Men Use Permanent Marker to Create Burglary Disguise
One of the biggest keys to orchestrating a proper burglary would seem to be having a good disguise. For example, a burglar may wear a Bill Clinton mask while breaking into a house in order to pin the crime on the former president rather than themselves. Almost anything can be used to hide a face during a criminal activity, and almost anything has, including ski masks, underwear, paper bags, and cardboard boxes. The most important characteristics of a good disguise are twofold. First, it is important that the disguise makes it so that people cannot recognize you (hence the “disguise” element). Second, it must be easy to dispose of after the commission of the crime to avoid leaving a trail of evidence. Two clever criminals from Iowa recently neglected these two important factors in coming up with their disguise, facilitating their arrest for burglary.
The expression, “It’s written all over your face,” is often used to describe someone who looks guilty or whose face gives away the truth in some fashion. This phrase has taken on new meaning after the two burglars mentioned above decided to disguise themselves during a burglary attempt by coloring their faces with permanent markers. Shockingly, this disguise proved ineffective. Not only did the permanent marker fail to hide their facial features, but the burglars were more than likely the only two people riding around town with permanent marker all over their faces. Such a disguise clearly fails both of the important disguise-choosing criteria discussed above and was woefully ineffective at helping the criminals evade authorities. Police pulled over a car matching the description given by the victims some time after the burglary, saw the two men sitting inside with marker all over their faces, and arrested them. They were charged with burglary.
Burglary occurs under Tennessee law any time a person, without the consent of the property owner:
- “Enters a building other than a habitation (or any portion thereof) not open to the public, with intent to commit a felony, theft or assault;
- Remains concealed, with the intent to commit a felony, theft or assault, in a building;
- Enters a building and commits or attempts to commit a felony, theft or assault; or
- Enters any freight or passenger car, automobile, truck, trailer, boat, airplane or other motor vehicle with intent to commit a felony, theft or assault or commits or attempts to commit a felony, theft or assault.”
Burglary under sections (1) through (3) is a Class D Felony, while burglary under (4) is a Class E felony.

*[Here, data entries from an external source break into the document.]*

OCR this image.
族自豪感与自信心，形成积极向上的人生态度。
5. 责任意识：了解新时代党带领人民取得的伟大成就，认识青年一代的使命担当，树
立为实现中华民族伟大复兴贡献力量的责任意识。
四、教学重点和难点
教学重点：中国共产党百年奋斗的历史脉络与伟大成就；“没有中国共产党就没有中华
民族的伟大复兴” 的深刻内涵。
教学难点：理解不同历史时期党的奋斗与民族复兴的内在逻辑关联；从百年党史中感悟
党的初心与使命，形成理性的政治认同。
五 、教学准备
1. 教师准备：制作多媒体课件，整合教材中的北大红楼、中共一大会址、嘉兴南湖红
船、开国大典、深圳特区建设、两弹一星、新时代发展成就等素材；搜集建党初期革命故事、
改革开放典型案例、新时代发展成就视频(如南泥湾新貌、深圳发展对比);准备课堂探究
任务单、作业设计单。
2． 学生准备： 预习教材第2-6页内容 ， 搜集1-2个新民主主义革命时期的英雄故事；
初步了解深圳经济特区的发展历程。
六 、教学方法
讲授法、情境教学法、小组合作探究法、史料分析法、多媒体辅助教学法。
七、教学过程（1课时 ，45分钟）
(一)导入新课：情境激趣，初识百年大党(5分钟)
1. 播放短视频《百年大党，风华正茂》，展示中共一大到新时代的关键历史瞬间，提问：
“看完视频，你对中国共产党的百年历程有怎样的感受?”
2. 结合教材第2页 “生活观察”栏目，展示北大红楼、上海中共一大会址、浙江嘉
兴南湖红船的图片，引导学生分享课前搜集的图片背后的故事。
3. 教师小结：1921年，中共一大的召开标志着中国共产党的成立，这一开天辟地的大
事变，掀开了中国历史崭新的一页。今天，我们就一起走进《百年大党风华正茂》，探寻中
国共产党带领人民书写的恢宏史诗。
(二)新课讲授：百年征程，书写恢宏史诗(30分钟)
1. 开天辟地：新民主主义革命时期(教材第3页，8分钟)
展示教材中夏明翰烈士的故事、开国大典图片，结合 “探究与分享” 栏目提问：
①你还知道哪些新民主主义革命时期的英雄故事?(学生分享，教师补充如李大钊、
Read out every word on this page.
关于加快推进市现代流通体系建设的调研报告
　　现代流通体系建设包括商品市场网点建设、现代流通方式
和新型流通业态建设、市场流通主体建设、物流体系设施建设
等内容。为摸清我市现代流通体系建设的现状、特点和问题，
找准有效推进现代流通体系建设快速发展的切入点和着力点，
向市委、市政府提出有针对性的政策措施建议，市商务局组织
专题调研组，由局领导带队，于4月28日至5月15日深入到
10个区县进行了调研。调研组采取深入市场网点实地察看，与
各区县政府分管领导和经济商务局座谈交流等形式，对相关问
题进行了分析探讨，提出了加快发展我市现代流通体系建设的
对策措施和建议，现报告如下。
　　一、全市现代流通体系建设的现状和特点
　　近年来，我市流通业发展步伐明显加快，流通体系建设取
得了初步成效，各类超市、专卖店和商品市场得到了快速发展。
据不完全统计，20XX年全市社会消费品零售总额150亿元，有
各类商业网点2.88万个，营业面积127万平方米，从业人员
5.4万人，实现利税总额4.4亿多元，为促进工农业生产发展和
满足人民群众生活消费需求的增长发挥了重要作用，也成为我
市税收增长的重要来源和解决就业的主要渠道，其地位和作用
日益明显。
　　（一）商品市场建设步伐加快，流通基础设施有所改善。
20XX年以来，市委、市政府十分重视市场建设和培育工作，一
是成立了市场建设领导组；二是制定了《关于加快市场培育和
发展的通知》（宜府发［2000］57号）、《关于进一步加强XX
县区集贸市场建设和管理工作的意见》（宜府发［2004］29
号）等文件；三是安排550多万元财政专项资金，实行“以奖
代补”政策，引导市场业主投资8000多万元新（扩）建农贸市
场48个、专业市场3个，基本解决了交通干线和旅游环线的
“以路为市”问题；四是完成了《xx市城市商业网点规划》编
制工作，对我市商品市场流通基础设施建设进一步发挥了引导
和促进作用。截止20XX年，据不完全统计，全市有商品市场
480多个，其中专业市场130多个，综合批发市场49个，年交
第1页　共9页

A Class D felony is punishable by up to twelve years in prison and a $5,000 fine. A Class E felony is punishable by one to six years and a $3,000 fine.
The most important lesson to learn from this situation is not to commit burglary. The second would be that it is probably not best to disguise yourself by putting permanent decorations on your face that clearly identify you as the guilty party. It will be hard to deny guilt for such an offense if the truth is literally written all over your face.